KP Skywalka, “Bippin N’ Harmony”
Lately, I’ve been listening to a lot of KP Skywalka, whose style of sampling makes me think of Shawny Binladen and Goonew. That’s because D.C. rapper isn’t after shock value samples or unrecognizable deep cuts. Instead, it sounds like he’s freestyling to an old school rap and R&B station while a friend beats out a go-go drum pattern on the dashboard. On “Bippin N’ Harmony,” KP Skywalka and the beat feel like they’re moving in opposite directions. Just try to nod your head to it. On top of that, KP’s blunt force, punched-in bars make this song as stressful as a wobbly Jenga tower. It’s pretty jarring to take it all in at first, but it’s easily one of the craziest tracks I’ve heard in a minute.

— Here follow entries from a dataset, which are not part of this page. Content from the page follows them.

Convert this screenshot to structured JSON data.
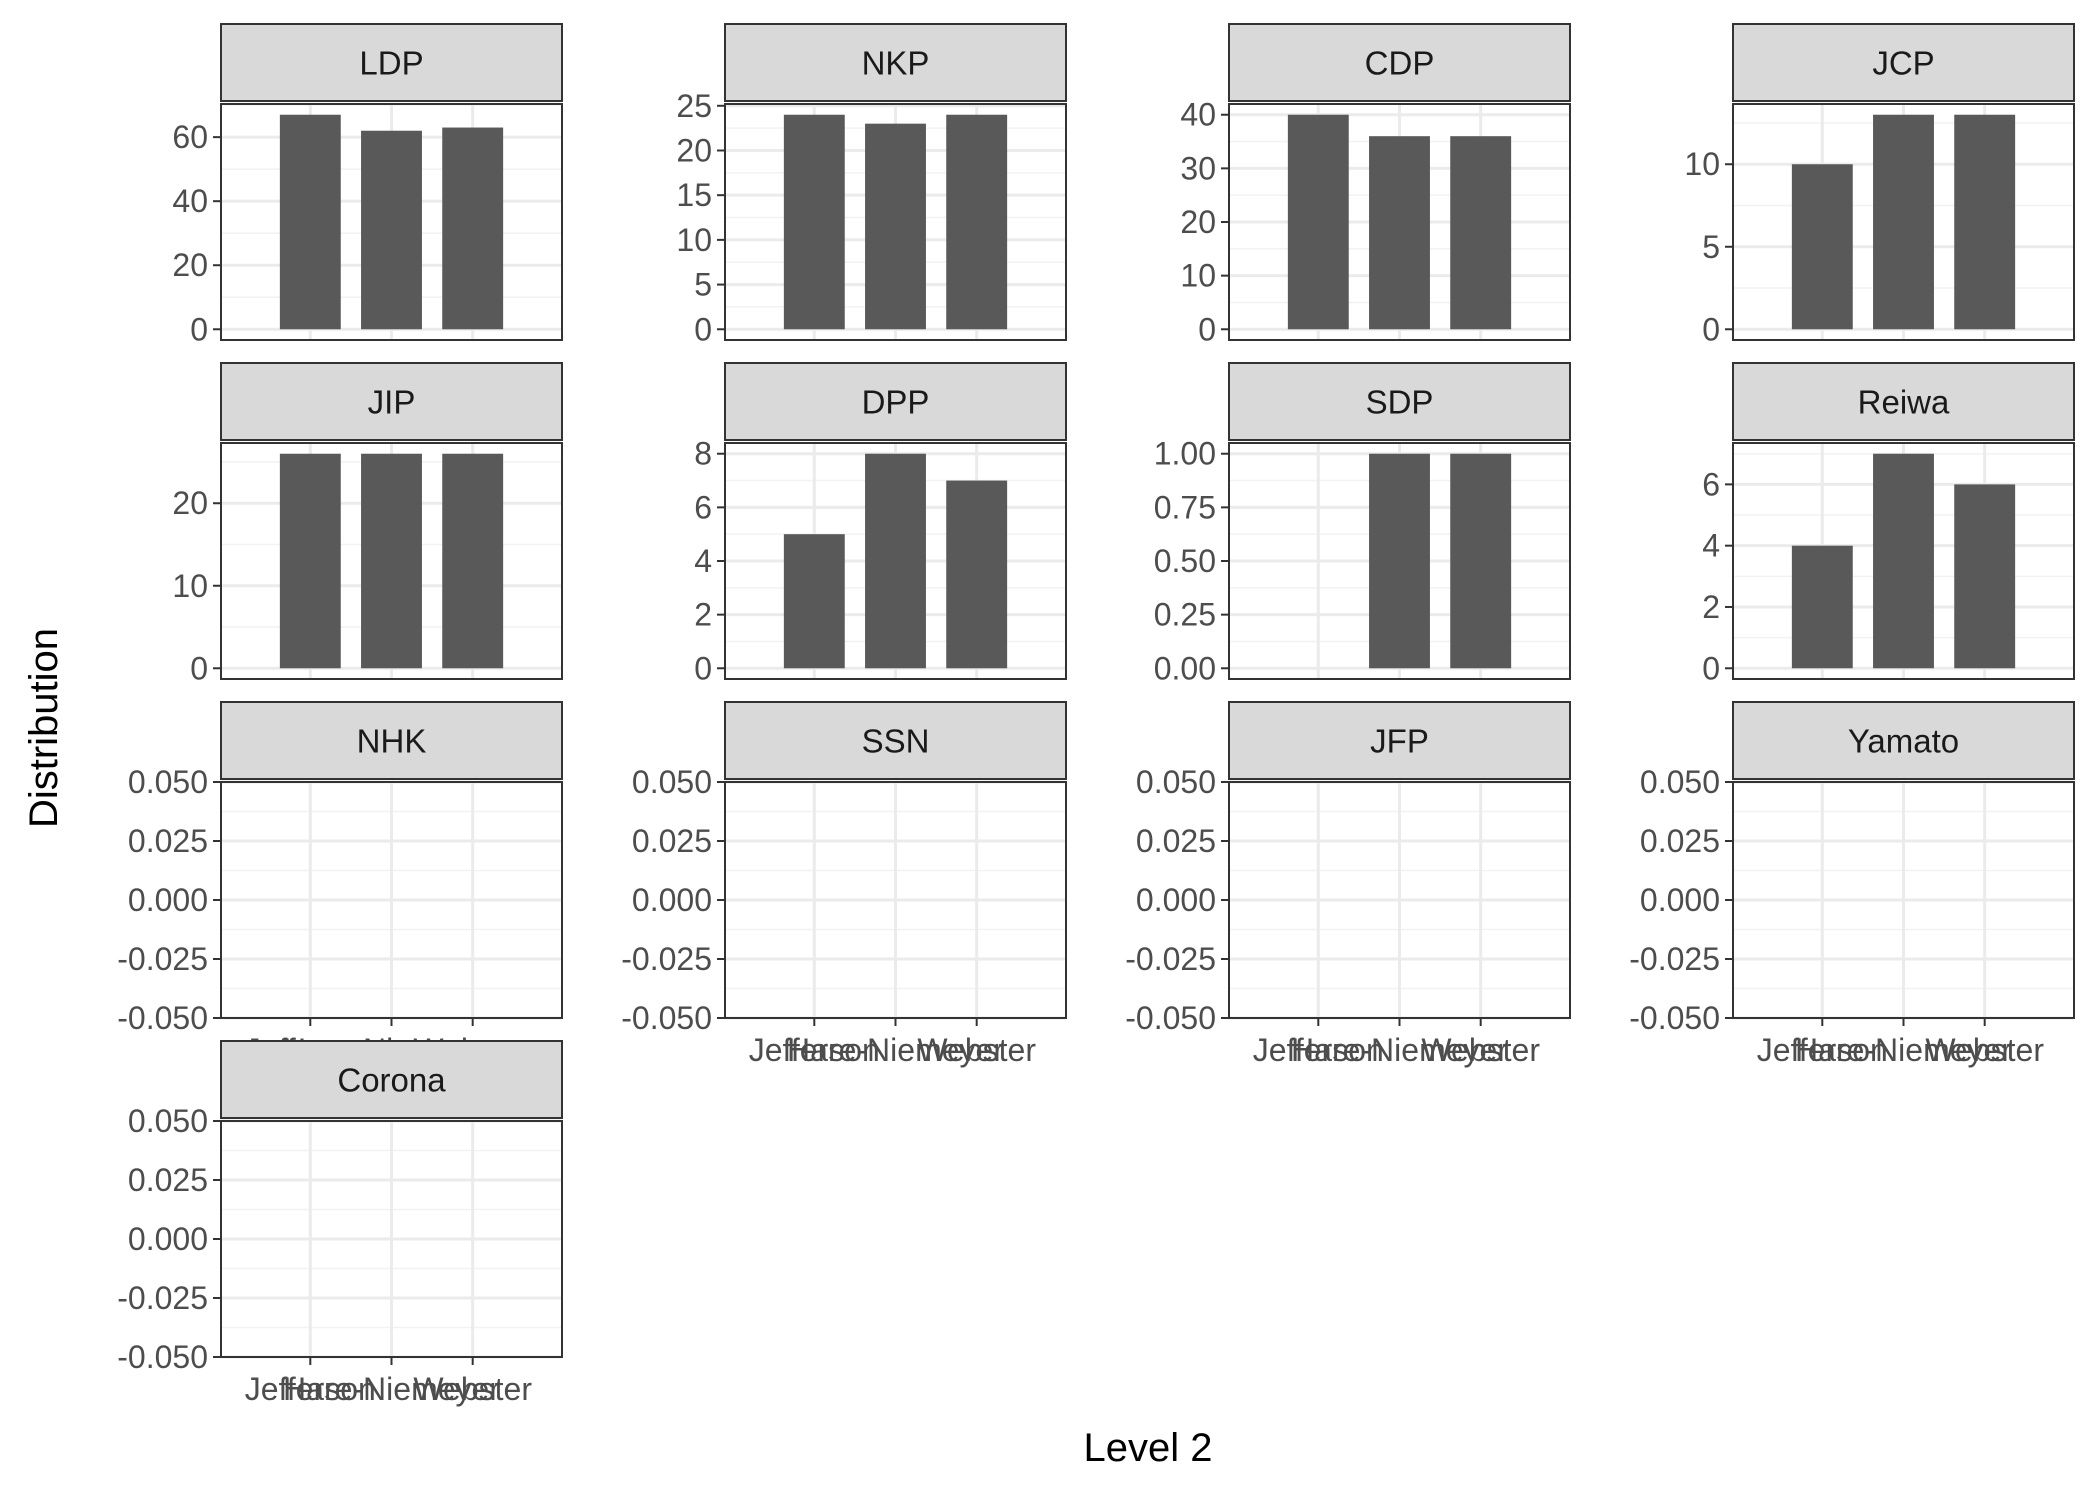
{
  "chart_data": {
    "type": "bar",
    "layout": "facet_wrap",
    "xlabel": "Level 2",
    "ylabel": "Distribution",
    "categories": [
      "Jefferson",
      "Hare-Niemeyer",
      "Webster"
    ],
    "colors": {
      "bar": "#595959",
      "strip_fill": "#d9d9d9",
      "strip_border": "#333333",
      "panel_border": "#333333",
      "grid_major": "#ebebeb",
      "grid_minor": "#f2f2f2"
    },
    "panels": [
      {
        "label": "LDP",
        "values": [
          67,
          62,
          63
        ],
        "ylim": [
          -3.35,
          70.35
        ],
        "yticks": [
          "0",
          "20",
          "40",
          "60"
        ],
        "ytick_values": [
          0,
          20,
          40,
          60
        ]
      },
      {
        "label": "NKP",
        "values": [
          24,
          23,
          24
        ],
        "ylim": [
          -1.2,
          25.2
        ],
        "yticks": [
          "0",
          "5",
          "10",
          "15",
          "20",
          "25"
        ],
        "ytick_values": [
          0,
          5,
          10,
          15,
          20,
          25
        ]
      },
      {
        "label": "CDP",
        "values": [
          40,
          36,
          36
        ],
        "ylim": [
          -2,
          42
        ],
        "yticks": [
          "0",
          "10",
          "20",
          "30",
          "40"
        ],
        "ytick_values": [
          0,
          10,
          20,
          30,
          40
        ]
      },
      {
        "label": "JCP",
        "values": [
          10,
          13,
          13
        ],
        "ylim": [
          -0.65,
          13.65
        ],
        "yticks": [
          "0",
          "5",
          "10"
        ],
        "ytick_values": [
          0,
          5,
          10
        ]
      },
      {
        "label": "JIP",
        "values": [
          26,
          26,
          26
        ],
        "ylim": [
          -1.3,
          27.3
        ],
        "yticks": [
          "0",
          "10",
          "20"
        ],
        "ytick_values": [
          0,
          10,
          20
        ]
      },
      {
        "label": "DPP",
        "values": [
          5,
          8,
          7
        ],
        "ylim": [
          -0.4,
          8.4
        ],
        "yticks": [
          "0",
          "2",
          "4",
          "6",
          "8"
        ],
        "ytick_values": [
          0,
          2,
          4,
          6,
          8
        ]
      },
      {
        "label": "SDP",
        "values": [
          0,
          1,
          1
        ],
        "ylim": [
          -0.05,
          1.05
        ],
        "yticks": [
          "0.00",
          "0.25",
          "0.50",
          "0.75",
          "1.00"
        ],
        "ytick_values": [
          0,
          0.25,
          0.5,
          0.75,
          1
        ]
      },
      {
        "label": "Reiwa",
        "values": [
          4,
          7,
          6
        ],
        "ylim": [
          -0.35,
          7.35
        ],
        "yticks": [
          "0",
          "2",
          "4",
          "6"
        ],
        "ytick_values": [
          0,
          2,
          4,
          6
        ]
      },
      {
        "label": "NHK",
        "values": [
          0,
          0,
          0
        ],
        "ylim": [
          -0.05,
          0.05
        ],
        "yticks": [
          "-0.050",
          "-0.025",
          "0.000",
          "0.025",
          "0.050"
        ],
        "ytick_values": [
          -0.05,
          -0.025,
          0,
          0.025,
          0.05
        ]
      },
      {
        "label": "SSN",
        "values": [
          0,
          0,
          0
        ],
        "ylim": [
          -0.05,
          0.05
        ],
        "yticks": [
          "-0.050",
          "-0.025",
          "0.000",
          "0.025",
          "0.050"
        ],
        "ytick_values": [
          -0.05,
          -0.025,
          0,
          0.025,
          0.05
        ]
      },
      {
        "label": "JFP",
        "values": [
          0,
          0,
          0
        ],
        "ylim": [
          -0.05,
          0.05
        ],
        "yticks": [
          "-0.050",
          "-0.025",
          "0.000",
          "0.025",
          "0.050"
        ],
        "ytick_values": [
          -0.05,
          -0.025,
          0,
          0.025,
          0.05
        ]
      },
      {
        "label": "Yamato",
        "values": [
          0,
          0,
          0
        ],
        "ylim": [
          -0.05,
          0.05
        ],
        "yticks": [
          "-0.050",
          "-0.025",
          "0.000",
          "0.025",
          "0.050"
        ],
        "ytick_values": [
          -0.05,
          -0.025,
          0,
          0.025,
          0.05
        ]
      },
      {
        "label": "Corona",
        "values": [
          0,
          0,
          0
        ],
        "ylim": [
          -0.05,
          0.05
        ],
        "yticks": [
          "-0.050",
          "-0.025",
          "0.000",
          "0.025",
          "0.050"
        ],
        "ytick_values": [
          -0.05,
          -0.025,
          0,
          0.025,
          0.05
        ]
      }
    ],
    "x_axis_shown_on": [
      "NHK",
      "SSN",
      "JFP",
      "Yamato",
      "Corona"
    ]
  }
}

T3 feat. Crash, “Pillow Talk”
T3’s recently released EP Thrizzle is short, sweet, and dedicated to lovers. “Pillow Talk,” my favorite of the three songs, finds T3 managing to bottle up the ephemeral feeling of being sprung. Over the wriggling synths and rubbery drums, the Atlanta singer sounds like he’s in the middle of a sugar rush. When Crash croons “I need two round trips to the moon,” about a post-date destination, you can almost see the billboard wide grin he sung the line with. They’re both ready to do whatever it takes to keep their girls happy. Being in love opens up a whole different tier of financial recklessness.